SAN FRANCISCO – After spending several years making multiple efforts to launder a miscalculation made in the 2021 NBA draft, the Warriors on Wednesday night finally threw up their hands in belated capitulation.
The Jonathan Kuminga Project is over. The divorce is finalized. The fantasy that was visualized never materialized.
The Warriors, per a league source, sent Kuminga, along with Buddy Hield, to the Atlanta Hawks in exchange for veteran big man Kristaps Porzingis in a deal first reported by ESPN.
At 7-foot-2, Porzingis addresses Golden State’s acute need for size, but he comes with considerable risk. He has an extensive injury history. He missed 40 games last season and has played only 17 of 52 this season. The Warriors like his size and they love his 30.7 million contract, which expires this summer.

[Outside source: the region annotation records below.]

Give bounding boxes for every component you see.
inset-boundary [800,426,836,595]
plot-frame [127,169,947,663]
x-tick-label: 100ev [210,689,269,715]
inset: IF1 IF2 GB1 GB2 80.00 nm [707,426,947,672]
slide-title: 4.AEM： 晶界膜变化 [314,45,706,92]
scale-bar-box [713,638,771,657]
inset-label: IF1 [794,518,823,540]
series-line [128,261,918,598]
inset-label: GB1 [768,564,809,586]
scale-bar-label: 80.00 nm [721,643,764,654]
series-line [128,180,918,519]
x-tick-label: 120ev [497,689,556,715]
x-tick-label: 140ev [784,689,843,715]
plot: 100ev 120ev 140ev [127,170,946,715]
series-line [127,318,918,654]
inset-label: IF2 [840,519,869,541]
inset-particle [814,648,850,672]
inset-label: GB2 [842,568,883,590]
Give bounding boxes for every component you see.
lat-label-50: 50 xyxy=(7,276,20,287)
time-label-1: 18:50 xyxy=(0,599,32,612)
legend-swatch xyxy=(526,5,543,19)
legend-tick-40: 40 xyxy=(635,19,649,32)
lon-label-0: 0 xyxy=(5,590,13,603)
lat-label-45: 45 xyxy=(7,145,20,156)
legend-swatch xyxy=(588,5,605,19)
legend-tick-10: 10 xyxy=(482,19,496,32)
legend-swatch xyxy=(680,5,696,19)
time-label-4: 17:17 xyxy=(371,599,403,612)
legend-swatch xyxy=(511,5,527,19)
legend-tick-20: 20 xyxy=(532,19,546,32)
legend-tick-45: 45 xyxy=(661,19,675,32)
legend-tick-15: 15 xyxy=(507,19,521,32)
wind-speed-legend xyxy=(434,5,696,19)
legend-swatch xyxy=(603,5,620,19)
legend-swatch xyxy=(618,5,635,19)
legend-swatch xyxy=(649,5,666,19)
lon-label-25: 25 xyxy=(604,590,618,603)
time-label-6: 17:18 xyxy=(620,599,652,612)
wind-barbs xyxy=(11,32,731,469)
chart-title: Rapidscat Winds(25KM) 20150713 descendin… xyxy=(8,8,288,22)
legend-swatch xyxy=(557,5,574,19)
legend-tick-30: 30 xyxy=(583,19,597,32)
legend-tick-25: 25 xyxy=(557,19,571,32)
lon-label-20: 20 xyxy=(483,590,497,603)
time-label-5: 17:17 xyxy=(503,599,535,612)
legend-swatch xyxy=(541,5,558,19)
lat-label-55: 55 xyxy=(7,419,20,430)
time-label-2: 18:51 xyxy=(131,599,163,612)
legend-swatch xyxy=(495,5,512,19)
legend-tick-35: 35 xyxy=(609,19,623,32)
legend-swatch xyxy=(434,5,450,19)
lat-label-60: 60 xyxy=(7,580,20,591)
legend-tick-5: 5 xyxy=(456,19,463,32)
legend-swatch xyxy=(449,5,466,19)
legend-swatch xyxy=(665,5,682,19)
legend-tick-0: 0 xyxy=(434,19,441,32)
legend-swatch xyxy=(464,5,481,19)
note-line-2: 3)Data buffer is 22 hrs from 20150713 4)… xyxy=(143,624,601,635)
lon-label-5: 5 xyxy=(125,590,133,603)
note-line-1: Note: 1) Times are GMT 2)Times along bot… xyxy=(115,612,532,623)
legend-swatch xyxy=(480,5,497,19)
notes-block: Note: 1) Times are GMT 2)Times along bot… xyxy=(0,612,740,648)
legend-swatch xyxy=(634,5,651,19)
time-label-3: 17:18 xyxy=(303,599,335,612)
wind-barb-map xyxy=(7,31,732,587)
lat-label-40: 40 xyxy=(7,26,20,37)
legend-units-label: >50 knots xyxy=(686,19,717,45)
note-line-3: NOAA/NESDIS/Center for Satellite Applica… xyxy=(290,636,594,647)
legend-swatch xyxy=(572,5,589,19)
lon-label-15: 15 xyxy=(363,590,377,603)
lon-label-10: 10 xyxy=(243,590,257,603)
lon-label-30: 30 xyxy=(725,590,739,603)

The Warriors, according to sources, have not completely shut off their phones. They continue to ponder other potential moves before the NBA trade deadline at noon Thursday.
Moving Kuminga, however, was a priority.
Selected seventh overall in the ’21 draft, Kuminga came to the Warriors at age 18, a superior athlete with a very raw game. As he and the Warriors sought a measure of synthesis, his performance alternated between good and bad, exhilarating and frustrating, which factored into inconsistent playing time. Not until the 2024-25 season did both sides concede the obvious and conclude that their differences were irreconcilable.
Yet it took more than a full year of estrangement for the Warriors and Kuminga to reach their desired destination. A formal split.
The relationship, really, was doomed from the start. Golden State had a strong core, with Draymond Green and a returning Klay Thompson supporting Curry. The Warriors envisioned Kuminga, who grew up in the Democratic Republic of Congo, would grow into a star who would be a fixture in their next core. They revamped their development staff, coaxing Jama Mahlalela, another native of Africa, from the Toronto Raptors, to foster JK’s development.
Mahlalela lasted two seasons before going back to Toronto.
Kuminga remained on the roster, growing increasingly frustrated with shuttling in and out of the starting lineup and being in and out of team’s rotation.
Either Kuminga or coach Steve Kerr had to make an adjustment, and it wasn’t going to be Kerr.
Golden State, under Kerr, operates with the same offensive formula that in 2015 brought the franchise its first championship in 40 years, followed by three more, and delivered five consecutive trips to the NBA Finals. The Warriors are a band, and Stephen Curry is the lead singer whose mere presence makes offense easier for his teammates.
Aafter Curry went down with a hamstring injury last May in Game 1 of the Western Conference semifinals against the Minnesota Timberwolves, and Kuminga came out of deep freeze to put up four potent scoring performances in losses, Kerr doubled down on his commitment to the Curry-centric blueprint.
“Here’s what I know: We have Steph Curry on our team, who’s one of the greatest players of all time,” Kerr said. “He’s also maybe the most unique superstar of all time. What makes him special is his on- and off-ball prowess. The best way to maximize Steph is to put him in pick-and-roll and then to have him fly off screens. I think that’s been proven over the last decade how powerful that can be.
“He is our sun. This is the solar system. He is our sun. You’re not going to duplicate Steph any time soon.”
Kuminga at his best is a solo artist on offense. Give him the ball, let him work inside the arc and perhaps be rewarded. In four-plus years with the Warriors, JK proved to be a misfit within a system that is most effective with players – including future Hall of Fame scorers Kevin Durant and Klay Thompson – able to decipher how to best exploit Curry’s gravity and manipulation of defenses.
Kuminga yearned to hold the mic that, by design, belonged in the hands of Curry.
“I’m probably disappointed it hasn’t worked out better,” general manager Mike Dunleavy said of the Warriors-Kuminga venture. “But, you know, it is what it is.”
It didn’t work out better because it was a gamble from the start. Kuminga was too raw to offer much to the Curry-Green-Thompson core. When Thompson left to join the Dallas Mavericks in the summer of2024, Kuminga still had not become the player the Warriors imagined he’d be.
Maybe he will become a star in Atlanta – and I hope he does – but it surely was not going to happen with Golden State.